Comme les documents n’ont été disponibles que quelques heures à l’avance, il n’était pas évident pour les participant-e-s à cette présentation de suivre les explications qu’on leur a données. En plus, la conseillère a présenté une analyse plus détaillée des amendements en langue luxembourgeoise. Un bon compromis, pensait-elle, les textes affichés étant en français. Sauf que l’audience plutôt multiculturelle a eu bien des problèmes à suivre. La présentation d’une bonne demi-heure a été suivie par une longue séance de questions-réponses où il a fallu alors réexpliquer des éléments déjà présentés.

La presse, qui a eu droit à une présentation le matin même, n’a pas été beaucoup mieux servie : la documentation, lourde de 150 pages, n’a été mise à disposition qu’au début de la conférence de presse, organisée après que la ministre eut présenté les amendements à la commission de la Justice de la Chambre des député-e-s.

Ceux et celles parmi les collègues journalistes qui voulaient s’enquérir au préalable du contenu et de l’envergure des changements proposés par la ministre se sont vu opposer un net refus. La primeur de la publication revenant à la Chambre de député-e-s, il fallait attendre l’intégration des documents dans ce qu’on appelle communément les « documents parlementaires » − ce qui à la clôture de rédaction de cet article n’était toujours pas le cas. Il fallait donc trouver l’un-e ou l’autre député-e prêt-e à relayer sa copie des documents obtenus via le service de diffusion interne du parlement – mais même cette option n’a pas été possible avant tard le lundi soir.

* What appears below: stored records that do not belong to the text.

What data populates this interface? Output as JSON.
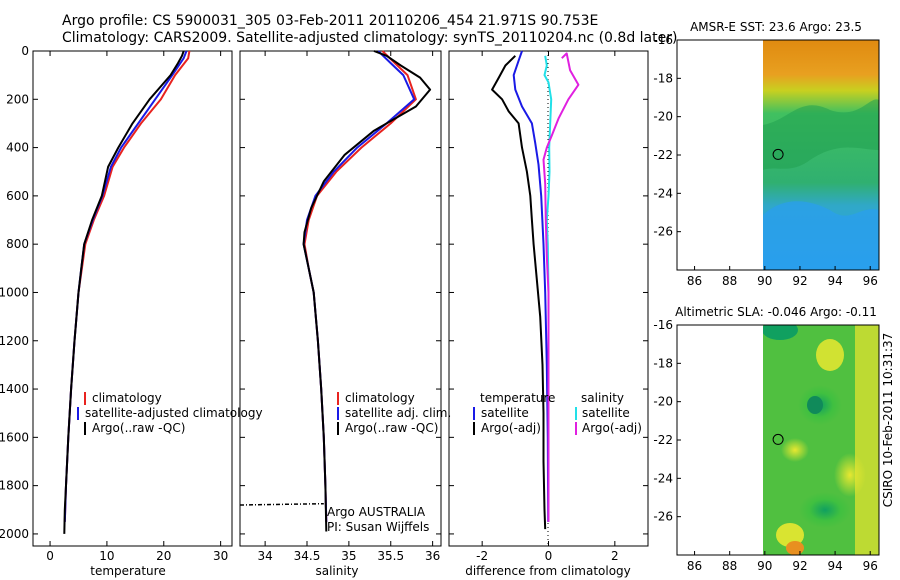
{
  "header": {
    "line1": "Argo profile: CS 5900031_305 03-Feb-2011 20110206_454 21.971S 90.753E",
    "line2": "Climatology: CARS2009. Satellite-adjusted climatology: synTS_20110204.nc (0.8d later)"
  },
  "side_label": "CSIRO 10-Feb-2011 10:31:37",
  "colors": {
    "climatology": "#e8231f",
    "satellite": "#1a1ae6",
    "argo": "#000000",
    "sat_salinity": "#22e0e8",
    "argo_adj_salinity": "#e020e0"
  },
  "chart_data": [
    {
      "id": "temperature",
      "type": "line",
      "xlabel": "temperature",
      "ylabel": "",
      "xlim": [
        -3,
        32
      ],
      "ylim": [
        2050,
        0
      ],
      "xticks": [
        0,
        10,
        20,
        30
      ],
      "yticks": [
        0,
        200,
        400,
        600,
        800,
        1000,
        1200,
        1400,
        1600,
        1800,
        2000
      ],
      "legend": [
        "climatology",
        "satellite-adjusted climatology",
        "Argo(..raw -QC)"
      ],
      "series": [
        {
          "name": "climatology",
          "color": "red",
          "points": [
            [
              24.5,
              0
            ],
            [
              24.3,
              30
            ],
            [
              22,
              100
            ],
            [
              19.5,
              200
            ],
            [
              16,
              300
            ],
            [
              13,
              400
            ],
            [
              11,
              480
            ],
            [
              9.5,
              600
            ],
            [
              7.7,
              700
            ],
            [
              6.2,
              800
            ],
            [
              5.6,
              900
            ],
            [
              5,
              1000
            ],
            [
              4.3,
              1200
            ],
            [
              3.7,
              1400
            ],
            [
              3.2,
              1600
            ],
            [
              2.8,
              1800
            ],
            [
              2.6,
              1950
            ]
          ]
        },
        {
          "name": "satellite",
          "color": "blue",
          "points": [
            [
              24,
              0
            ],
            [
              23.5,
              30
            ],
            [
              21.5,
              100
            ],
            [
              18.5,
              200
            ],
            [
              15.5,
              300
            ],
            [
              12.5,
              400
            ],
            [
              10.7,
              480
            ],
            [
              9.2,
              600
            ],
            [
              7.5,
              700
            ],
            [
              6,
              800
            ],
            [
              5.5,
              900
            ],
            [
              5,
              1000
            ],
            [
              4.3,
              1200
            ],
            [
              3.7,
              1400
            ],
            [
              3.2,
              1600
            ],
            [
              2.8,
              1800
            ],
            [
              2.6,
              1950
            ]
          ]
        },
        {
          "name": "argo",
          "color": "black",
          "points": [
            [
              23.5,
              0
            ],
            [
              23.2,
              20
            ],
            [
              22.5,
              50
            ],
            [
              21.2,
              100
            ],
            [
              17.5,
              200
            ],
            [
              14.5,
              300
            ],
            [
              12,
              400
            ],
            [
              10.2,
              480
            ],
            [
              9.1,
              600
            ],
            [
              7.4,
              700
            ],
            [
              6,
              800
            ],
            [
              5.5,
              900
            ],
            [
              5,
              1000
            ],
            [
              4.3,
              1200
            ],
            [
              3.7,
              1400
            ],
            [
              3.2,
              1600
            ],
            [
              2.8,
              1800
            ],
            [
              2.6,
              1900
            ],
            [
              2.5,
              2000
            ]
          ]
        }
      ]
    },
    {
      "id": "salinity",
      "type": "line",
      "xlabel": "salinity",
      "xlim": [
        33.7,
        36.1
      ],
      "ylim": [
        2050,
        0
      ],
      "xticks": [
        34,
        34.5,
        35,
        35.5,
        36
      ],
      "legend": [
        "climatology",
        "satellite adj. clim.",
        "Argo(..raw -QC)"
      ],
      "annotation": [
        "Argo AUSTRALIA",
        "PI: Susan Wijffels"
      ],
      "series": [
        {
          "name": "climatology",
          "color": "red",
          "points": [
            [
              35.4,
              0
            ],
            [
              35.55,
              50
            ],
            [
              35.7,
              100
            ],
            [
              35.8,
              200
            ],
            [
              35.5,
              300
            ],
            [
              35.15,
              400
            ],
            [
              34.85,
              500
            ],
            [
              34.62,
              600
            ],
            [
              34.52,
              700
            ],
            [
              34.47,
              800
            ],
            [
              34.52,
              900
            ],
            [
              34.58,
              1000
            ],
            [
              34.63,
              1200
            ],
            [
              34.67,
              1400
            ],
            [
              34.7,
              1600
            ],
            [
              34.72,
              1800
            ],
            [
              34.73,
              1950
            ]
          ]
        },
        {
          "name": "satellite",
          "color": "blue",
          "points": [
            [
              35.35,
              0
            ],
            [
              35.5,
              50
            ],
            [
              35.65,
              100
            ],
            [
              35.78,
              200
            ],
            [
              35.45,
              300
            ],
            [
              35.1,
              400
            ],
            [
              34.82,
              500
            ],
            [
              34.6,
              600
            ],
            [
              34.5,
              700
            ],
            [
              34.46,
              800
            ],
            [
              34.52,
              900
            ],
            [
              34.58,
              1000
            ],
            [
              34.63,
              1200
            ],
            [
              34.67,
              1400
            ],
            [
              34.7,
              1600
            ],
            [
              34.72,
              1800
            ],
            [
              34.73,
              1950
            ]
          ]
        },
        {
          "name": "argo",
          "color": "black",
          "points": [
            [
              35.3,
              0
            ],
            [
              35.45,
              20
            ],
            [
              35.62,
              60
            ],
            [
              35.85,
              110
            ],
            [
              35.97,
              160
            ],
            [
              35.8,
              230
            ],
            [
              35.3,
              330
            ],
            [
              34.95,
              430
            ],
            [
              34.7,
              540
            ],
            [
              34.55,
              650
            ],
            [
              34.47,
              750
            ],
            [
              34.46,
              800
            ],
            [
              34.52,
              900
            ],
            [
              34.58,
              1000
            ],
            [
              34.63,
              1200
            ],
            [
              34.67,
              1400
            ],
            [
              34.7,
              1600
            ],
            [
              34.72,
              1800
            ],
            [
              34.73,
              1990
            ]
          ]
        }
      ],
      "outlier_tail": [
        [
          33.7,
          1880
        ],
        [
          34.7,
          1875
        ]
      ]
    },
    {
      "id": "difference",
      "type": "line",
      "xlabel": "difference from climatology",
      "xlim": [
        -3,
        3
      ],
      "ylim": [
        2050,
        0
      ],
      "xticks": [
        -2,
        0,
        2
      ],
      "legend_left_title": "temperature",
      "legend_left": [
        "satellite",
        "Argo(-adj)"
      ],
      "legend_right_title": "salinity",
      "legend_right": [
        "satellite",
        "Argo(-adj)"
      ],
      "series": [
        {
          "name": "temperature satellite",
          "color": "blue",
          "points": [
            [
              -0.8,
              0
            ],
            [
              -0.9,
              40
            ],
            [
              -1.05,
              100
            ],
            [
              -1.0,
              160
            ],
            [
              -0.8,
              230
            ],
            [
              -0.5,
              300
            ],
            [
              -0.4,
              380
            ],
            [
              -0.3,
              470
            ],
            [
              -0.22,
              600
            ],
            [
              -0.15,
              800
            ],
            [
              -0.1,
              1000
            ],
            [
              -0.05,
              1300
            ],
            [
              -0.02,
              1600
            ],
            [
              -0.01,
              1950
            ]
          ]
        },
        {
          "name": "temperature argo",
          "color": "black",
          "points": [
            [
              -1.0,
              20
            ],
            [
              -1.3,
              60
            ],
            [
              -1.5,
              110
            ],
            [
              -1.7,
              160
            ],
            [
              -1.4,
              200
            ],
            [
              -1.2,
              250
            ],
            [
              -0.9,
              300
            ],
            [
              -0.8,
              400
            ],
            [
              -0.65,
              500
            ],
            [
              -0.55,
              600
            ],
            [
              -0.5,
              700
            ],
            [
              -0.45,
              800
            ],
            [
              -0.35,
              950
            ],
            [
              -0.25,
              1100
            ],
            [
              -0.18,
              1300
            ],
            [
              -0.15,
              1500
            ],
            [
              -0.15,
              1700
            ],
            [
              -0.12,
              1900
            ],
            [
              -0.1,
              1980
            ]
          ]
        },
        {
          "name": "salinity satellite",
          "color": "cyan",
          "points": [
            [
              -0.1,
              20
            ],
            [
              -0.05,
              60
            ],
            [
              -0.12,
              100
            ],
            [
              0.0,
              130
            ],
            [
              0.08,
              200
            ],
            [
              0.05,
              300
            ],
            [
              0.02,
              400
            ],
            [
              0.03,
              500
            ],
            [
              0.0,
              600
            ],
            [
              -0.05,
              700
            ],
            [
              -0.02,
              800
            ],
            [
              0.0,
              1000
            ],
            [
              0.0,
              1950
            ]
          ]
        },
        {
          "name": "salinity argo",
          "color": "magenta",
          "points": [
            [
              0.4,
              30
            ],
            [
              0.55,
              10
            ],
            [
              0.65,
              80
            ],
            [
              0.9,
              140
            ],
            [
              0.6,
              200
            ],
            [
              0.3,
              280
            ],
            [
              0.1,
              350
            ],
            [
              -0.05,
              400
            ],
            [
              -0.15,
              450
            ],
            [
              -0.1,
              550
            ],
            [
              -0.08,
              700
            ],
            [
              -0.05,
              850
            ],
            [
              0.0,
              1000
            ],
            [
              0.0,
              1950
            ]
          ]
        }
      ]
    },
    {
      "id": "sst_map",
      "type": "heatmap",
      "title": "AMSR-E SST: 23.6 Argo: 23.5",
      "xlim": [
        85,
        96.5
      ],
      "ylim": [
        -28,
        -16
      ],
      "xticks": [
        86,
        88,
        90,
        92,
        94,
        96
      ],
      "yticks": [
        -16,
        -18,
        -20,
        -22,
        -24,
        -26
      ],
      "marker": [
        90.753,
        -21.971
      ]
    },
    {
      "id": "sla_map",
      "type": "heatmap",
      "title": "Altimetric SLA: -0.046 Argo: -0.11",
      "xlim": [
        85,
        96.5
      ],
      "ylim": [
        -28,
        -16
      ],
      "xticks": [
        86,
        88,
        90,
        92,
        94,
        96
      ],
      "yticks": [
        -16,
        -18,
        -20,
        -22,
        -24,
        -26
      ],
      "marker": [
        90.753,
        -21.971
      ]
    }
  ]
}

Cependant, la communication vers la presse et le public n’a pas seulement souffert du retard de mise à disposition des documents. La lecture de ceux-ci s’apparente à un véritable casse-tête, car on y explique en détail les changements que les amendements apportent au projet de loi déposé il y a plus de dix ans, mais on ne retrace pas les changements que ce projet avait déjà prévus par rapport à la loi de 1928. Et à certains endroits, la réforme de la réforme signifie aussi un retour à une version proche du texte toujours en vigueur… de quoi devenir « dronken », comme l’a exprimé une collègue.

Pas de refonte complète

Le choix de passer par des amendements d’un texte déjà déposé présente peut-être l’avantage de raccourcir la démarche législative, surtout que, à première vue, le gros de l’ancien projet de loi Frieden n’est pas touché. On a ajouté surtout de longs paragraphes sur la possibilité de faire changer des entités juridiques d’une forme de société vers une autre et introduit des dispositions qui donneront satisfaction au Gafi, le Groupe d’action financière, qui voyait dans la législation luxembourgeoise existante un danger potentiel en matière de blanchiment d’argent et de financement du terrorisme.

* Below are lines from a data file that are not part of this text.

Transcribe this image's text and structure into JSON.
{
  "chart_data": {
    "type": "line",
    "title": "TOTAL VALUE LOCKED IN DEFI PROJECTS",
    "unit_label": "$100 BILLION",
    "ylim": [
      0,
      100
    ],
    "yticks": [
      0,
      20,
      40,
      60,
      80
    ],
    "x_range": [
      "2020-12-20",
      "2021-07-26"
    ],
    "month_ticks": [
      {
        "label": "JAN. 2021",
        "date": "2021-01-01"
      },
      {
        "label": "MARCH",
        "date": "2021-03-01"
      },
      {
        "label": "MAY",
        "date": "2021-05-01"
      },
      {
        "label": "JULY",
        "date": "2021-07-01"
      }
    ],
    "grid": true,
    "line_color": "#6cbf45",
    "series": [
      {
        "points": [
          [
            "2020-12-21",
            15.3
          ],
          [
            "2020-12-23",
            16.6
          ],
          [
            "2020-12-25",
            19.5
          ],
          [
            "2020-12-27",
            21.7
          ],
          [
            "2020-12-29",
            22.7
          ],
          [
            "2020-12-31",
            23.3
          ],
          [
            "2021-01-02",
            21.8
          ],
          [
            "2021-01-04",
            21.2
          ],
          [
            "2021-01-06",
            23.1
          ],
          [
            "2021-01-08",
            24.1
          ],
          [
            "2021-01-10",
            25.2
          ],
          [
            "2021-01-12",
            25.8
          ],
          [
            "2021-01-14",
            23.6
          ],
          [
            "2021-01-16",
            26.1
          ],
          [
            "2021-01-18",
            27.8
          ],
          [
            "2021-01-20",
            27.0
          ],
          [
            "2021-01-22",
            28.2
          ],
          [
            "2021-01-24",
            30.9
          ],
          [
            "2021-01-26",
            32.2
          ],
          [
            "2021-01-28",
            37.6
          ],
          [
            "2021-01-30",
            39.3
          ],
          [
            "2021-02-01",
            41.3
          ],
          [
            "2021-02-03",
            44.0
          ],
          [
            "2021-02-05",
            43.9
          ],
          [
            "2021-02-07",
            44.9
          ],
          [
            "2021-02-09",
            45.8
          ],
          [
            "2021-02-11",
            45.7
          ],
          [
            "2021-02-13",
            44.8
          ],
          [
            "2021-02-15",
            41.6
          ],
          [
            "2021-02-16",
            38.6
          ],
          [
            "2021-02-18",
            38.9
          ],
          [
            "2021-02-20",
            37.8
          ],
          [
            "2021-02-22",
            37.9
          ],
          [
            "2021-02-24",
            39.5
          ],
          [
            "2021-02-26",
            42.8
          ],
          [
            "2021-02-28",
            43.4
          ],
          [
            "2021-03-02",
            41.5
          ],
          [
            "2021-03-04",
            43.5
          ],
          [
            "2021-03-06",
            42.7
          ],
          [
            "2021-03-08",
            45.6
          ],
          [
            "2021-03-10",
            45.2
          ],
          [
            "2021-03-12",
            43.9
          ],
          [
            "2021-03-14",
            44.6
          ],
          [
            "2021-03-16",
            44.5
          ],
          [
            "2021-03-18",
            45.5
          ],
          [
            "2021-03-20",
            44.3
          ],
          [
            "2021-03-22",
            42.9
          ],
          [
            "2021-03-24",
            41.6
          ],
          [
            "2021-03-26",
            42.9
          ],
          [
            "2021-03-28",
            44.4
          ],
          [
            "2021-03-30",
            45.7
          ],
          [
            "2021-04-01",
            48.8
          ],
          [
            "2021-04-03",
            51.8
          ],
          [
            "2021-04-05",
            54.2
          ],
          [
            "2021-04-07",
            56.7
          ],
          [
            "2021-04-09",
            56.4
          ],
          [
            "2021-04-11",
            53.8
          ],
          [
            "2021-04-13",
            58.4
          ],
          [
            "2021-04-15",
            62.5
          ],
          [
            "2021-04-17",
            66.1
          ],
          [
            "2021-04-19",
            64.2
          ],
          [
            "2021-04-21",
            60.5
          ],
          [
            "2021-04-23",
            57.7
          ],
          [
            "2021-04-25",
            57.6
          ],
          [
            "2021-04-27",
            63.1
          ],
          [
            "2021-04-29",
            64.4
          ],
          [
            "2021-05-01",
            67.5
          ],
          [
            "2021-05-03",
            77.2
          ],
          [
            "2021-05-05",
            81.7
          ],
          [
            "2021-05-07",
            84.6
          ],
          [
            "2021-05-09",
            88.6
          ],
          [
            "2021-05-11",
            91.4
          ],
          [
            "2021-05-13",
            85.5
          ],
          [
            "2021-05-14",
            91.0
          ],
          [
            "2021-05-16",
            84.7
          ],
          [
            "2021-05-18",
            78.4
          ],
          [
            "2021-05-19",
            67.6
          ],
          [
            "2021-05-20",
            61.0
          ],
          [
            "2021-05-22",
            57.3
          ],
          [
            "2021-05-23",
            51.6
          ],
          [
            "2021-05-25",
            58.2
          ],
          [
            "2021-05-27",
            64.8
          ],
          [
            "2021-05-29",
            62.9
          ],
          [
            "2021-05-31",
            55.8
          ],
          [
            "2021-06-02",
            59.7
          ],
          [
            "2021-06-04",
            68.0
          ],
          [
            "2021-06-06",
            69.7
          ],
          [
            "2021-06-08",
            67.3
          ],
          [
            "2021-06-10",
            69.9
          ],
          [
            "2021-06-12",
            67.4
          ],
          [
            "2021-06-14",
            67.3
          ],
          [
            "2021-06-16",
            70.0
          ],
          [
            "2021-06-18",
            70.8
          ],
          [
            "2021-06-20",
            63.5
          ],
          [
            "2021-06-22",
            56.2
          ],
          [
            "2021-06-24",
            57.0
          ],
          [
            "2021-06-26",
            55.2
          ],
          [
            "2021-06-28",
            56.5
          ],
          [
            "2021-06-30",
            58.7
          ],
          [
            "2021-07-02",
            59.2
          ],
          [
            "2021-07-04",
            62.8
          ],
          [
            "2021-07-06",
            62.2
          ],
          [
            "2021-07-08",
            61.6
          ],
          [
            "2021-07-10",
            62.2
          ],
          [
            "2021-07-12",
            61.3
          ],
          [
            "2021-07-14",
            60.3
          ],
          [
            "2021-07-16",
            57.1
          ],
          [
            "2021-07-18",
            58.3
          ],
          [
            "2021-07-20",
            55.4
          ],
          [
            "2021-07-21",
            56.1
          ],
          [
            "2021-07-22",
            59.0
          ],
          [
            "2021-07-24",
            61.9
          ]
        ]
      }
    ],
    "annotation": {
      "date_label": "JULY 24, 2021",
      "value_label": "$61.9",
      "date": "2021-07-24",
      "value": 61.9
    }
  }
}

Mais la façon de procéder ne rend pas seulement difficile la lecture : elle confie aussi la suite du travail législatif à la seule Chambre des député-e-s. Les acteurs de la société civile, qui pour la plupart se sont constitués en asbl, se voient confrontés à bien d’autres défis comparé à la situation d’il y a dix ans. Beaucoup d’associations sont de plus en plus impliquées dans des processus sociaux et politiques, dans des procédures de consultation et prennent de plus en plus en charge des pans entiers d’activités d’intérêt général, se substituant même parfois ainsi à l’exécutif politique. Tout ceci implique des responsabilités, mais aussi des prises en compte et des procédures à propos desquelles ni la loi de 1928 ni le projet de 2009 ne donnent satisfaction – et il est à craindre que ce soit aussi le cas de la nouvelle réforme, une fois qu’elle aura été comprise et épluchée par les intéressé-e-s.

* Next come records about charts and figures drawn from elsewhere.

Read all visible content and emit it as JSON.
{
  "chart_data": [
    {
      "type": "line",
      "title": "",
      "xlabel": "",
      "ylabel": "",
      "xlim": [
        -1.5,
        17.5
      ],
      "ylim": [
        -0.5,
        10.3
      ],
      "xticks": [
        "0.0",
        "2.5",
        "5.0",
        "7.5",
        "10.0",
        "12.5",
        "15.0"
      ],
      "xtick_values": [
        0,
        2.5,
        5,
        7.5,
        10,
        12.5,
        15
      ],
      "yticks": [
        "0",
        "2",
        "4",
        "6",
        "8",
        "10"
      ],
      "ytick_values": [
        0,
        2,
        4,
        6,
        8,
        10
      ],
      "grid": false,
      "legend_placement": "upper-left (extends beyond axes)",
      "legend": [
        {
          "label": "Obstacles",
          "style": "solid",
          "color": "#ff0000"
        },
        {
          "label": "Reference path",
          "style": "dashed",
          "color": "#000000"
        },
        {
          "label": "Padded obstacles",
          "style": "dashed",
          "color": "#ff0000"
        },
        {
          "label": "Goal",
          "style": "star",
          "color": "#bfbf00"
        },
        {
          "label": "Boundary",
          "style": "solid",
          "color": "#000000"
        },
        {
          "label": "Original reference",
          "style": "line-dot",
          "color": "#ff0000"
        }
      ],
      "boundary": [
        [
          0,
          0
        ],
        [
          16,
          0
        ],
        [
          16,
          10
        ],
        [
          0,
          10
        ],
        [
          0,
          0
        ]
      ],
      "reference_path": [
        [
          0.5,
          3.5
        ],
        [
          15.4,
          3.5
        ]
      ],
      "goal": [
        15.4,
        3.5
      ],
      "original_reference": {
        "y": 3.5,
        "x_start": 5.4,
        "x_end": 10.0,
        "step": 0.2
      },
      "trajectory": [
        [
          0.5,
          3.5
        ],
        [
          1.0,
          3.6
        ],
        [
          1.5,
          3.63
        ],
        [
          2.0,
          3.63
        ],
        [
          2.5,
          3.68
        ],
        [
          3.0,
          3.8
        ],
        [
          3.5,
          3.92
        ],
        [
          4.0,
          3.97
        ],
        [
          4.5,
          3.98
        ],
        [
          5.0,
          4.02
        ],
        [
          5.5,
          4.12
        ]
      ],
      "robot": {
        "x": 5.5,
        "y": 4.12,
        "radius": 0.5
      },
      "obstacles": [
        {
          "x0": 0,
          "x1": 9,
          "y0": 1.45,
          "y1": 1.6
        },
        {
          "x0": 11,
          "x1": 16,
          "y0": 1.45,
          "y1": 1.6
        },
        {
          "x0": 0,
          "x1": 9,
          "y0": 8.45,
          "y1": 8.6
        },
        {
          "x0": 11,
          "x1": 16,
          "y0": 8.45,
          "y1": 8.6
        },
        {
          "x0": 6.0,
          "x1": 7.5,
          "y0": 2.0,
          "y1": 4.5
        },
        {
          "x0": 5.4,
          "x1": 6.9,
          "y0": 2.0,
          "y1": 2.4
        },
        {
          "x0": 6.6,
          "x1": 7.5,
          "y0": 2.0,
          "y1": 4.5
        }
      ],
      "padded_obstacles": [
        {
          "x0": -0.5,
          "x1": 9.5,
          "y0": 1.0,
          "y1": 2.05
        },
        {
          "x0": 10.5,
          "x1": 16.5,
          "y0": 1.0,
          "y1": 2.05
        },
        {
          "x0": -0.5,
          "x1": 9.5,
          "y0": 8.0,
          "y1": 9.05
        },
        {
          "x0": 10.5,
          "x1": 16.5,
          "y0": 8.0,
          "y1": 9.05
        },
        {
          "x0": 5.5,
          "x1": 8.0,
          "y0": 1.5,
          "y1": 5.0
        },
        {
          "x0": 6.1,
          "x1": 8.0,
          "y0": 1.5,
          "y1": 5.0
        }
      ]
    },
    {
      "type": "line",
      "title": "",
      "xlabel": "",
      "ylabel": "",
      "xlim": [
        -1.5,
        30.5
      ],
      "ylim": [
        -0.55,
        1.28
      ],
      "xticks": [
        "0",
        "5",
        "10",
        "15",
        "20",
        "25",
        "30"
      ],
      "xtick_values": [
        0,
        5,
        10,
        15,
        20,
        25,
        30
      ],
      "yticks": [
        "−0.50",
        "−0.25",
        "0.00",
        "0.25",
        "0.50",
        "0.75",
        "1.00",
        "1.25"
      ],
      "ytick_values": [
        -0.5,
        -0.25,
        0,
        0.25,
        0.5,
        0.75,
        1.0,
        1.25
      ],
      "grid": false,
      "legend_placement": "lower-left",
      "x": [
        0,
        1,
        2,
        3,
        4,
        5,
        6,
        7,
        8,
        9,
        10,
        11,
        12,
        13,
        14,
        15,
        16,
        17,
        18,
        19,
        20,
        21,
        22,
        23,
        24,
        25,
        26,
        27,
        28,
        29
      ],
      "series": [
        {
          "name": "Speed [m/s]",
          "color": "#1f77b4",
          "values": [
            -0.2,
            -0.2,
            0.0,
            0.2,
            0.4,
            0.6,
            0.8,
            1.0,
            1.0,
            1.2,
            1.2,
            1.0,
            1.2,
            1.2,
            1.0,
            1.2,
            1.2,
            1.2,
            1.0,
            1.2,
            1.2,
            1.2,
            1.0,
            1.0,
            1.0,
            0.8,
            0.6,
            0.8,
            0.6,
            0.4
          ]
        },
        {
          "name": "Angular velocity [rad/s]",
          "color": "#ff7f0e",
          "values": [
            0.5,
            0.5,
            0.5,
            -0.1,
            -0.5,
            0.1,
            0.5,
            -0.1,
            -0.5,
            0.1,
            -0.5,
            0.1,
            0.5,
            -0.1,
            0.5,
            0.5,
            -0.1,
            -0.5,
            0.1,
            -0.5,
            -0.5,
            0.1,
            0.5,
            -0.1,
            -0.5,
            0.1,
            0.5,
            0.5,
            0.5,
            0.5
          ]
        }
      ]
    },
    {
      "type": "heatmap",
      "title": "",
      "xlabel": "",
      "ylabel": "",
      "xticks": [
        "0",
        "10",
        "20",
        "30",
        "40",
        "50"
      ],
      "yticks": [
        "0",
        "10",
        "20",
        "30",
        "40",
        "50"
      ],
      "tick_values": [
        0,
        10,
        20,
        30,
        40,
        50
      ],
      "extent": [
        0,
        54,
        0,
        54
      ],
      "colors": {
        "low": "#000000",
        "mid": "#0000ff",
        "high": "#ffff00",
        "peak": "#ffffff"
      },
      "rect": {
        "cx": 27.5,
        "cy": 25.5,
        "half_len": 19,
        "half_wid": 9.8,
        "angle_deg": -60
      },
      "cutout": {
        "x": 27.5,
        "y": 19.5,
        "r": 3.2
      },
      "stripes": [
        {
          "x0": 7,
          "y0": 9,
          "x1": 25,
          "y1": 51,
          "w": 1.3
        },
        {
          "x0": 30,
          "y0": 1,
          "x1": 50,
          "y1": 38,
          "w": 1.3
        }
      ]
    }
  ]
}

Une nouvelle loi aurait permis de s’adonner à un processus de rédaction d’un texte en aval de la procédure parlementaire. Une fois celui-ci déposé au parlement, toute proposition de changement doit se faire à travers des amendements, qui devront à leur tour être (ré-)avisés par les différentes instances.

Certes, il n’y a pas de temps à perdre, et avoir recours à une procédure accélérée peut être dans l’intérêt des associations elles-mêmes, mais il aurait été intéressant de prendre la température avant d’entamer le processus législatif.

Cela dit, un grand nombre des revendications émanant de la société civile ont été reprises dans les amendements. D’abord, l’obligation pour chaque asbl de déposer chaque année une liste des membres va être abolie. Cette disposition avait été critiquée bien avant 2009, et il faut de toute façon se demander si elle ne se heurte pas déjà à l’heure actuelle aux dispositions liées à la protection des données. Cette abrogation ne constituera pas seulement un allègement administratif pour les asbl : elle facilitera aussi la décision pour beaucoup de personnes de devenir membre d’une asbl, alors que par le passé elles auraient, pour des raisons professionnelles par exemple, hésité à afficher de cette façon leur appartenance à un mouvement.

Petite, moyenne et grande

Dans l’avis émis par un certain nombre d’associations en 2009, il était aussi proposé de créer trois catégories d’asbl : petite, moyenne et grande, afin de permettre des degrés de reporting et de transparence variables en fonction de la taille. En effet, le projet de loi de 2009 avait mis la barre très haut et prévoyait des standards comptables qui auraient imposé aux nombreuses petites asbl d’avoir recours à des professionnel-le-s pour tenir leurs comptes.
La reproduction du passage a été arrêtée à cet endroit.